Posted , by Kaitlin Robb, consultant. Topic: Donor Retention.

For years, the state of the economy was one of the only things on which nonprofits and donors could focus. As nonprofits begin to feel more confident with the future of philanthropy, they are addressing issues that were pushed to the backburner during the economic downturn. Nonprofits are being forced to take a hard look at their development teams, specifically staff retention. A number of recent studies and articles center on the revolving door of development staff. What causes it? What impact does it have? What do we do about it?

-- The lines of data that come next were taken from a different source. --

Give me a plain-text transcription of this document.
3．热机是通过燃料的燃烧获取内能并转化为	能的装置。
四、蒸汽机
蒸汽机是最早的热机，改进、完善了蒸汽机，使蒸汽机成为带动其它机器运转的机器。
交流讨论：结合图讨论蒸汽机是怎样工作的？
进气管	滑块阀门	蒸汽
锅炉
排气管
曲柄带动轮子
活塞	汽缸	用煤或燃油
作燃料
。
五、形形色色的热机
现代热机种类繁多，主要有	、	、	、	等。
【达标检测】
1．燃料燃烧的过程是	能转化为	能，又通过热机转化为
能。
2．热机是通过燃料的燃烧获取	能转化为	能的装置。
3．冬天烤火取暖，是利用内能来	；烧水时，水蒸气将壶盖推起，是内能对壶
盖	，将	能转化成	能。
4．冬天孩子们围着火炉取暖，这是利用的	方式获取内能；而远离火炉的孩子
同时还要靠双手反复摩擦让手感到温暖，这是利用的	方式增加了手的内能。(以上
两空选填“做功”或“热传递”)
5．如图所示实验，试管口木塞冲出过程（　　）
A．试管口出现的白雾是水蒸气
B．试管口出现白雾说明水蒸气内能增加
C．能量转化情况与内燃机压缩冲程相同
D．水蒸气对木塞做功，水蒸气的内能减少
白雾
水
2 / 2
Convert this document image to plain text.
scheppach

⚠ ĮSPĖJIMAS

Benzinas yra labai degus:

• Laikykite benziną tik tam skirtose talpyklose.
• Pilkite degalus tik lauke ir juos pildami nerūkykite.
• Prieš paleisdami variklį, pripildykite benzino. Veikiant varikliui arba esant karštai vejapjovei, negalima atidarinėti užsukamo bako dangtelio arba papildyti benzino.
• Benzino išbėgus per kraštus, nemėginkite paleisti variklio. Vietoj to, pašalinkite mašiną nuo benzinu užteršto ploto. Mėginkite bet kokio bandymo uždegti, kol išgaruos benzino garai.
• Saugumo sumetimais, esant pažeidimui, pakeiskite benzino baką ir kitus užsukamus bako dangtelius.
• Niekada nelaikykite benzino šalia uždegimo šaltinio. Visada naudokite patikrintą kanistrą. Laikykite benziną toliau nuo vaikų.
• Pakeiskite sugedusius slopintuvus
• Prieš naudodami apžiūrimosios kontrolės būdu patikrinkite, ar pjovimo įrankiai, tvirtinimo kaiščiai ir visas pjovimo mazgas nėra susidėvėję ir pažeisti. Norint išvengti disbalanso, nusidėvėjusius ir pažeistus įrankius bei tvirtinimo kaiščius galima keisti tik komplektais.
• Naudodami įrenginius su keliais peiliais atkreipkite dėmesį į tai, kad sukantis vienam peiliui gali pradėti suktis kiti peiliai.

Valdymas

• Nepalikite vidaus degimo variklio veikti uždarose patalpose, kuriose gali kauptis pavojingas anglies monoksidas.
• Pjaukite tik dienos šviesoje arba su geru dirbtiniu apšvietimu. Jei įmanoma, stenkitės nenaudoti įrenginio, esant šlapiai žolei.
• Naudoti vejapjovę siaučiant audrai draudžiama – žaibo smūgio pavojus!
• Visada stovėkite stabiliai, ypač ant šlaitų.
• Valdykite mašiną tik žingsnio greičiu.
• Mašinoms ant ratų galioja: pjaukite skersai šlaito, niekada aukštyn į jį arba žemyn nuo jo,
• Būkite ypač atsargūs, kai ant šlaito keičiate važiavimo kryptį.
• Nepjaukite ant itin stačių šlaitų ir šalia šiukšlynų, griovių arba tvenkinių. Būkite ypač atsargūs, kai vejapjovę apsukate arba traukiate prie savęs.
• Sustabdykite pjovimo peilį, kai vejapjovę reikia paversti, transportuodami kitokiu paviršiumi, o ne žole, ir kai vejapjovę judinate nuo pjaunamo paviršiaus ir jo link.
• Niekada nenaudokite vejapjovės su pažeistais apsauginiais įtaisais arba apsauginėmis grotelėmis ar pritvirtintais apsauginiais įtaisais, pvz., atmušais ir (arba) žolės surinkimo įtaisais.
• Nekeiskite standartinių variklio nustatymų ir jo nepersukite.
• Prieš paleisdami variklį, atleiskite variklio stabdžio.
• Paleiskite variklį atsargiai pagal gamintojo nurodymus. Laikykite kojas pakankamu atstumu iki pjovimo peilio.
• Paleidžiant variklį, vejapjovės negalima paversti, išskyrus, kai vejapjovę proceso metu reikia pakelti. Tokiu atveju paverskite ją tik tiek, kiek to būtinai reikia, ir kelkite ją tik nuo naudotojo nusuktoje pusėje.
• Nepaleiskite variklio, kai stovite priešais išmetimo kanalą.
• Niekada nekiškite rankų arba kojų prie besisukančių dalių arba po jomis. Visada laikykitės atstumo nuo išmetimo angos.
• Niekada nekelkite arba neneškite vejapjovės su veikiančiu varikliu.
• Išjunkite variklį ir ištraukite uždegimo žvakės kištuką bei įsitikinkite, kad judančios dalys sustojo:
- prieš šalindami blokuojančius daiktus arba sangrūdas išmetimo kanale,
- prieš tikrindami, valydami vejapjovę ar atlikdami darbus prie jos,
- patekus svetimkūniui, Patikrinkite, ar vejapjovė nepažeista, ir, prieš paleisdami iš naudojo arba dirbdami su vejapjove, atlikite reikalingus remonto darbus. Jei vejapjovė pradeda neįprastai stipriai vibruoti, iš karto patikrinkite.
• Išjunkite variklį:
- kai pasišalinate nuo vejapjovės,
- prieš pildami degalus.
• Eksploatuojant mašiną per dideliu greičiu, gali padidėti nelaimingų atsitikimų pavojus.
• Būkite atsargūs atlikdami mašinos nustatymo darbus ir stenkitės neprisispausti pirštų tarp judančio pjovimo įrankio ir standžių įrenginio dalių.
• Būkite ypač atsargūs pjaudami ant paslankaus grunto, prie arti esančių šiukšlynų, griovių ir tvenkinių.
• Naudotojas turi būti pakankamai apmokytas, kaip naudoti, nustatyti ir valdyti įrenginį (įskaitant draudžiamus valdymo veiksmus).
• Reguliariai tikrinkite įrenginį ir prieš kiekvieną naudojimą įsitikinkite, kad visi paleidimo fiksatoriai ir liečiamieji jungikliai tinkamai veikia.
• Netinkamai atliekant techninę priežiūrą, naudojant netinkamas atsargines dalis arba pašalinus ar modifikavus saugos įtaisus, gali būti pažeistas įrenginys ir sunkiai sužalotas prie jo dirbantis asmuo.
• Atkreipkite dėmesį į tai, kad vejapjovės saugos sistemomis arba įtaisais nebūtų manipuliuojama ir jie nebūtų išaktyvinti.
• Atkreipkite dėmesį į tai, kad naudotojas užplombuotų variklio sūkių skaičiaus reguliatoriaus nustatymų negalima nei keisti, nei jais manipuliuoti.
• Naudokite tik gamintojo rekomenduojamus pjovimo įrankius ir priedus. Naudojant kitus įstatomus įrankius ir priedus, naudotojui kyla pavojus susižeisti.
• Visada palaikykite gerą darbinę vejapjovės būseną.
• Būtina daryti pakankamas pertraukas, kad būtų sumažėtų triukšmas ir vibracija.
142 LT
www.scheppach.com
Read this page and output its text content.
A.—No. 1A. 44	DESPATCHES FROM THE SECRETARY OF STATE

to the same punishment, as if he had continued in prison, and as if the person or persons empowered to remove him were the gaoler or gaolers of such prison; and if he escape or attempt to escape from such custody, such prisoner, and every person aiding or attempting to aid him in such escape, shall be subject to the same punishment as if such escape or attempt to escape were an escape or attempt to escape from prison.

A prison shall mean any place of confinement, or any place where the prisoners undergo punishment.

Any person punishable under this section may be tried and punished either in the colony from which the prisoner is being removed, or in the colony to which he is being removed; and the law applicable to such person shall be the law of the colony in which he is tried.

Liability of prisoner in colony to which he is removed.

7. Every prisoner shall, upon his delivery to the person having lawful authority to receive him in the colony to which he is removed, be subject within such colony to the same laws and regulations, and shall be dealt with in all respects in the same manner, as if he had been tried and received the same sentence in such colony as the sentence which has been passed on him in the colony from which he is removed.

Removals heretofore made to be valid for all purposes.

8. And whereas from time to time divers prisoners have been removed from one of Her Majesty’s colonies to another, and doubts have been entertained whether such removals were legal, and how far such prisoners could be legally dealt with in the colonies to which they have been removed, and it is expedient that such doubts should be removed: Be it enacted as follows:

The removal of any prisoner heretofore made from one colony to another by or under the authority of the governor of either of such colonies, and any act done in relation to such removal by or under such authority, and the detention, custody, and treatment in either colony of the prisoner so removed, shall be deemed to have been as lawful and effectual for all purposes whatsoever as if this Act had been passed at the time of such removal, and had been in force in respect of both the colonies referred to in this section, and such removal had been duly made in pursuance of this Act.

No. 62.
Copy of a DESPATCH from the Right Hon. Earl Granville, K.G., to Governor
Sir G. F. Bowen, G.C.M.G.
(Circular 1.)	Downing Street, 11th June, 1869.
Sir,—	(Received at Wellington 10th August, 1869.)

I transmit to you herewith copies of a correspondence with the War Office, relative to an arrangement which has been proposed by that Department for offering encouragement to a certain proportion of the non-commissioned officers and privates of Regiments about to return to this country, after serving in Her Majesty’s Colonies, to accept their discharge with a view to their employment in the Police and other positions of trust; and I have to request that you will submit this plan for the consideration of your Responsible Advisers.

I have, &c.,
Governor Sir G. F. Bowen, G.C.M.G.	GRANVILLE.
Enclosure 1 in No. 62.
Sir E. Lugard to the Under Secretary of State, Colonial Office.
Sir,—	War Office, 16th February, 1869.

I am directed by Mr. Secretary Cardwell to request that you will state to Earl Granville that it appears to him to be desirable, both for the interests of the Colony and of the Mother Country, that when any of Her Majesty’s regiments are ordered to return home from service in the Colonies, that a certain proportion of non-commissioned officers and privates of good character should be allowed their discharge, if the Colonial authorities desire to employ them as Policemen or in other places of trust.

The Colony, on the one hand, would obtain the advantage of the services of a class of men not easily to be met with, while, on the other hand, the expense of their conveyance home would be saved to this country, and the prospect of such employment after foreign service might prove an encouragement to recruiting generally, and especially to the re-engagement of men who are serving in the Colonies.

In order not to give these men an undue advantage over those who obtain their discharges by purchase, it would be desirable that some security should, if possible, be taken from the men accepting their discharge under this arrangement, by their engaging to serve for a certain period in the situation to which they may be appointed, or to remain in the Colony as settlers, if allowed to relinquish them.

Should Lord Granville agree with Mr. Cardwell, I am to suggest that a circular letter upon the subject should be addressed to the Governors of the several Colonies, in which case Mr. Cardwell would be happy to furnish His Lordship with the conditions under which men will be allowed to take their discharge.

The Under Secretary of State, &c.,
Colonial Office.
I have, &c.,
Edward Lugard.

Development professionals work in one of the few industries where supply is greater than demand. According to the report Under Developed: A National Study of Challenges Facing Nonprofit Fundraising from CompassPoint and the Evelyn and Walter Haas Jr. Fund, organizations with a vacant director of development position stated it had been open for an average of six months. Development professionals are less likely to face any period of unemployment, and most professionals note that they were approached with a job opportunity during their first three months in a new position. Penelope Burke, in her recently released book Donor Centered Leadership, found that the average development professional under 30 years old only stays in his or her job for 16 months. Even the tenure of a chief development officer (CDO) at the top of the department has shortened to two to three years over the last decade according to the Association of Fundraising Professionals.

Why are they leaving? According to a study conducted by Campbell & Company titled CDO Confidential: What CDOs Want You to Know About Retention, 75% of CDOs cite unrealistic expectations from management as the primary reason behind their departures. The other top reasons for leaving are inadequate resources and limited staffing.

Why should we care? While more than likely it will not impact financial statements, development turnover comes with significant costs. According to Burke’s research, it costs 1.2 times the salary to replace a young fundraiser (under 30 years old) and up to nine times the salary of a high level professional. These costs are incurred from hiring, orienting, training and supervising. More importantly, the revolving door impedes forward progress. It is cyclical. The lack of a culture of investing in staff leads to premature staff departures. The departure restricts the organization’s ability to cultivate donor relationships. Poor donor relations limit fundraising success and planning. Limited fundraising success makes it more difficult to recruit and retain top tier candidates. The cycle continues.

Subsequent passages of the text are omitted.